Other Foods and Activities
Olive oil is a good source of omega 3 fatty acids when used in moderation. Salt is detrimental in large amounts, but still necessary for health in small doses, especially when active. It helps keep the body hydrated, aids in the removal of wastes, and has been linked to resisting depression, just don’t overdo it. Dark chocolate stimulates the brain to produce serotonin, the body’s natural antidepressant. It can be a sweet mood booster if also used in moderation.
Sunlight is important in maintaining a good mood and resisting anxiety. Brief exposure to sunlight helps us make vitamin D which is linked to the regulation of the brain’s neurotransmitters. Mushrooms that have seen the sun will also contain vitamin D. Exercise is a natural stimulant and releases dopamine and serotonin.

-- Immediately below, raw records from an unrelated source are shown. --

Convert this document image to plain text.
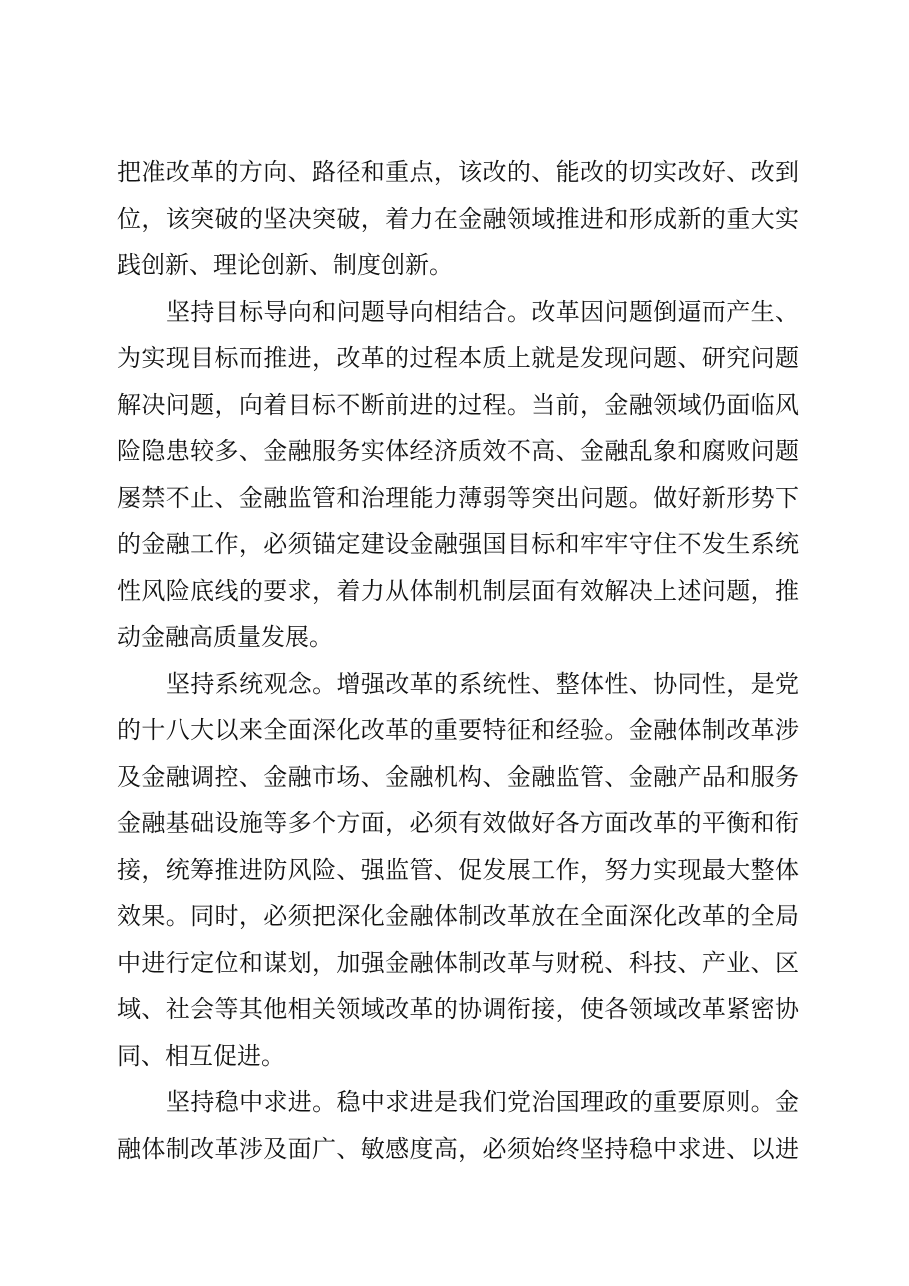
把准改革的方向、路径和重点，该改的、能改的切实改好、改到
位，该突破的坚决突破，着力在金融领域推进和形成新的重大实
践创新、理论创新、制度创新。
坚持目标导向和问题导向相结合。改革因问题倒逼而产生、
为实现目标而推进，改革的过程本质上就是发现问题、研究问题
解决问题，向着目标不断前进的过程。当前，金融领域仍面临风
险隐患较多、金融服务实体经济质效不高、金融乱象和腐败问题
屡禁不止、金融监管和治理能力薄弱等突出问题。做好新形势下
的金融工作，必须锚定建设金融强国目标和牢牢守住不发生系统
性风险底线的要求，着力从体制机制层面有效解决上述问题，推
动金融高质量发展。
坚持系统观念。增强改革的系统性、整体性、协同性，是党
的十八大以来全面深化改革的重要特征和经验。金融体制改革涉
及金融调控、金融市场、金融机构、金融监管、金融产品和服务
金融基础设施等多个方面，必须有效做好各方面改革的平衡和衔
接，统筹推进防风险、强监管、促发展工作，努力实现最大整体
效果。同时，必须把深化金融体制改革放在全面深化改革的全局
中进行定位和谋划，加强金融体制改革与财税、科技、产业、区
域、社会等其他相关领域改革的协调衔接，使各领域改革紧密协
同、相互促进。
坚持稳中求进。稳中求进是我们党治国理政的重要原则。金
融体制改革涉及面广、敏感度高，必须始终坚持稳中求进、以进
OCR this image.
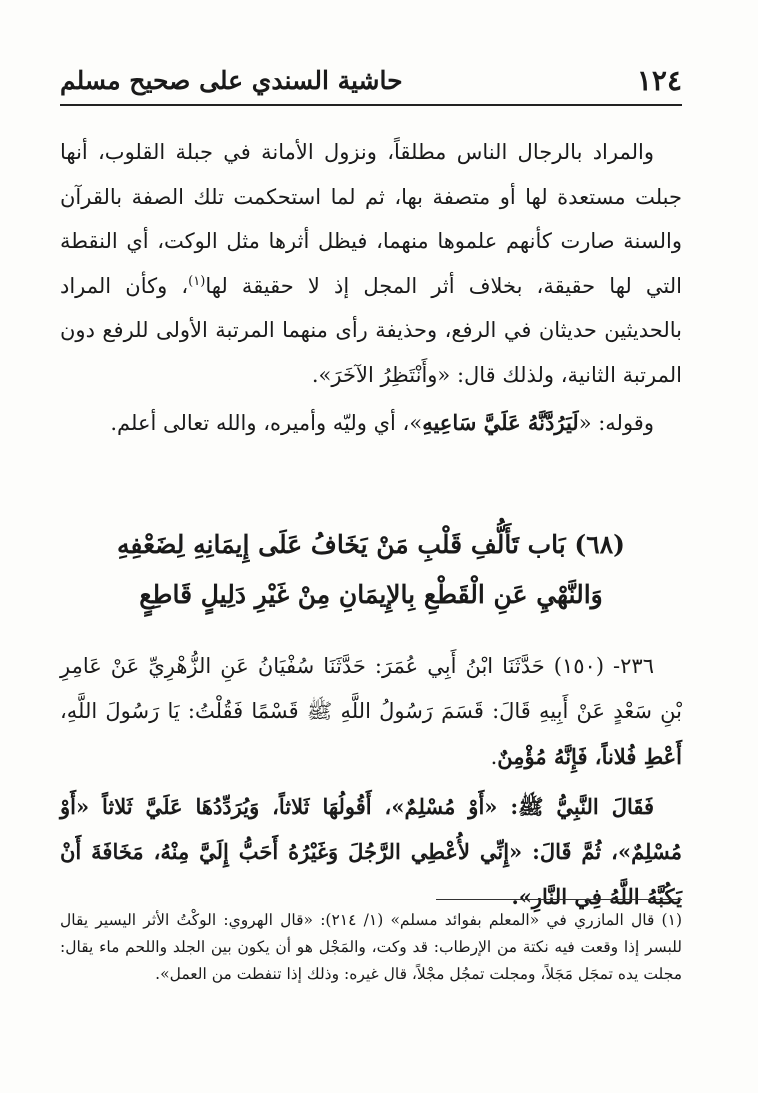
١٢٤
حاشية السندي على صحيح مسلم

والمراد بالرجال الناس مطلقاً، ونزول الأمانة في جبلة القلوب، أنها جبلت مستعدة لها أو متصفة بها، ثم لما استحكمت تلك الصفة بالقرآن والسنة صارت كأنهم علموها منهما، فيظل أثرها مثل الوكت، أي النقطة التي لها حقيقة، بخلاف أثر المجل إذ لا حقيقة لها$^{(١)}$، وكأن المراد بالحديثين حديثان في الرفع، وحذيفة رأى منهما المرتبة الأولى للرفع دون المرتبة الثانية، ولذلك قال: «وأَنْتَظِرُ الآخَرَ».

وقوله: «لَيَرُدَّنَّهُ عَلَيَّ سَاعِيهِ»، أي وليّه وأميره، والله تعالى أعلم.

(٦٨) بَاب تَأَلُّفِ قَلْبِ مَنْ يَخَافُ عَلَى إِيمَانِهِ لِضَعْفِهِ
وَالنَّهْيِ عَنِ الْقَطْعِ بِالإِيمَانِ مِنْ غَيْرِ دَلِيلٍ قَاطِعٍ

٢٣٦- (١٥٠) حَدَّثَنَا ابْنُ أَبِي عُمَرَ: حَدَّثَنَا سُفْيَانُ عَنِ الزُّهْرِيِّ عَنْ عَامِرِ بْنِ سَعْدٍ عَنْ أَبِيهِ قَالَ: قَسَمَ رَسُولُ اللَّهِ ﷺ قَسْمًا فَقُلْتُ: يَا رَسُولَ اللَّهِ، أَعْطِ فُلاناً، فَإِنَّهُ مُؤْمِنٌ.

فَقَالَ النَّبِيُّ ﷺ: «أَوْ مُسْلِمٌ»، أَقُولُهَا ثَلاثاً، وَيُرَدِّدُهَا عَلَيَّ ثَلاثاً «أَوْ مُسْلِمٌ»، ثُمَّ قَالَ: «إِنِّي لأُعْطِي الرَّجُلَ وَغَيْرُهُ أَحَبُّ إِلَيَّ مِنْهُ، مَخَافَةَ أَنْ يَكُبَّهُ اللَّهُ فِي النَّارِ».

(١) قال المازري في «المعلم بفوائد مسلم» (١/ ٢١٤): «قال الهروي: الوكْتُ الأثر اليسير يقال للبسر إذا وقعت فيه نكتة من الإرطاب: قد وكت، والمَجْل هو أن يكون بين الجلد واللحم ماء يقال: مجلت يده تمجَل مَجَلاً، ومجلت تمجُل مجْلاً، قال غيره: وذلك إذا تنفطت من العمل».
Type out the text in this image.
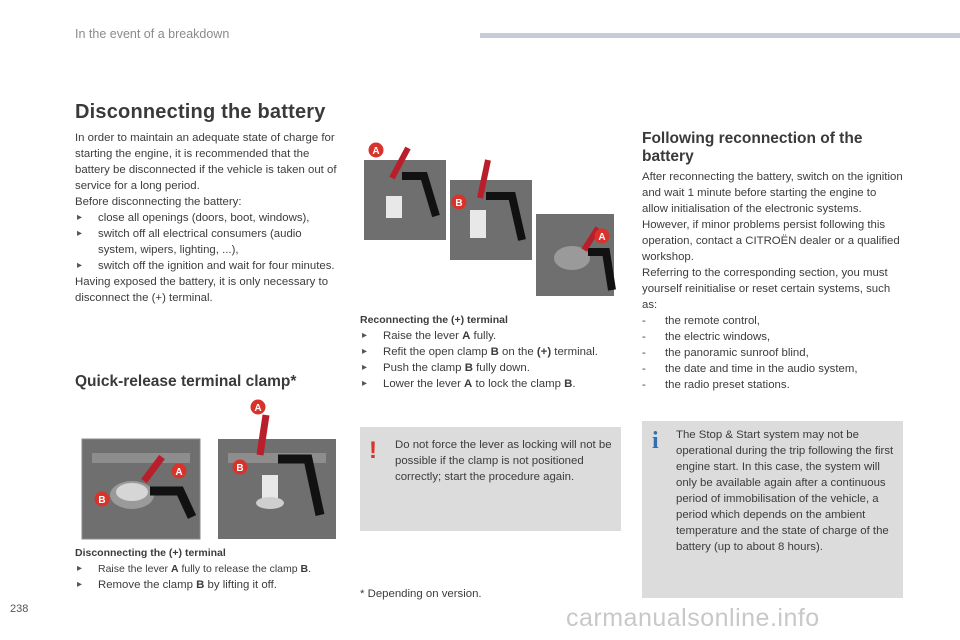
In the event of a breakdown
Disconnecting the battery

In order to maintain an adequate state of charge for starting the engine, it is recommended that the battery be disconnected if the vehicle is taken out of service for a long period.

Before disconnecting the battery:

▸ close all openings (doors, boot, windows),

▸ switch off all electrical consumers (audio system, wipers, lighting, ...),

▸ switch off the ignition and wait for four minutes.

Having exposed the battery, it is only necessary to disconnect the (+) terminal.

Quick-release terminal clamp*
B
A	B
A

Disconnecting the (+) terminal

▸ Raise the lever A fully to release the clamp B.

▸ Remove the clamp B by lifting it off.

A
B
A

Reconnecting the (+) terminal

▸ Raise the lever A fully.

▸ Refit the open clamp B on the (+) terminal.

▸ Push the clamp B fully down.

▸ Lower the lever A to lock the clamp B.

! Do not force the lever as locking will not be possible if the clamp is not positioned correctly; start the procedure again.
* Depending on version.
Following reconnection of the battery

After reconnecting the battery, switch on the ignition and wait 1 minute before starting the engine to allow initialisation of the electronic systems.

However, if minor problems persist following this operation, contact a CITROËN dealer or a qualified workshop.

Referring to the corresponding section, you must yourself reinitialise or reset certain systems, such as:

- the remote control,

- the electric windows,

- the panoramic sunroof blind,

- the date and time in the audio system,

- the radio preset stations.

i The Stop & Start system may not be operational during the trip following the first engine start. In this case, the system will only be available again after a continuous period of immobilisation of the vehicle, a period which depends on the ambient temperature and the state of charge of the battery (up to about 8 hours).
238	carmanualsonline.info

You don’t have to run a marathon to see your mood improve, just ten to twenty minutes a day is enough to see the feel-good benefits. Spending time with loved ones, friends, and family or anyone you care about can have a profound effect on mood. Oxytocin is released when we feel trust, love, and comfort and boosts mood in ways that serotonin and dopamine cannot. Sleep well, not too much and not too little. Our body and mind depend on the repair processes that take place during sleep.
Avoid stimulants and depressants. Coffee, sugar, caffeine, and alcohol all drag down mood, cause addictive highs followed by dangerous lows, and do damage to the compounds our bodies use to combat stress and anxiety. Stick with the gentler dark chocolate and teas if you must, but only in moderation. Better food will give you the better mood you are looking for.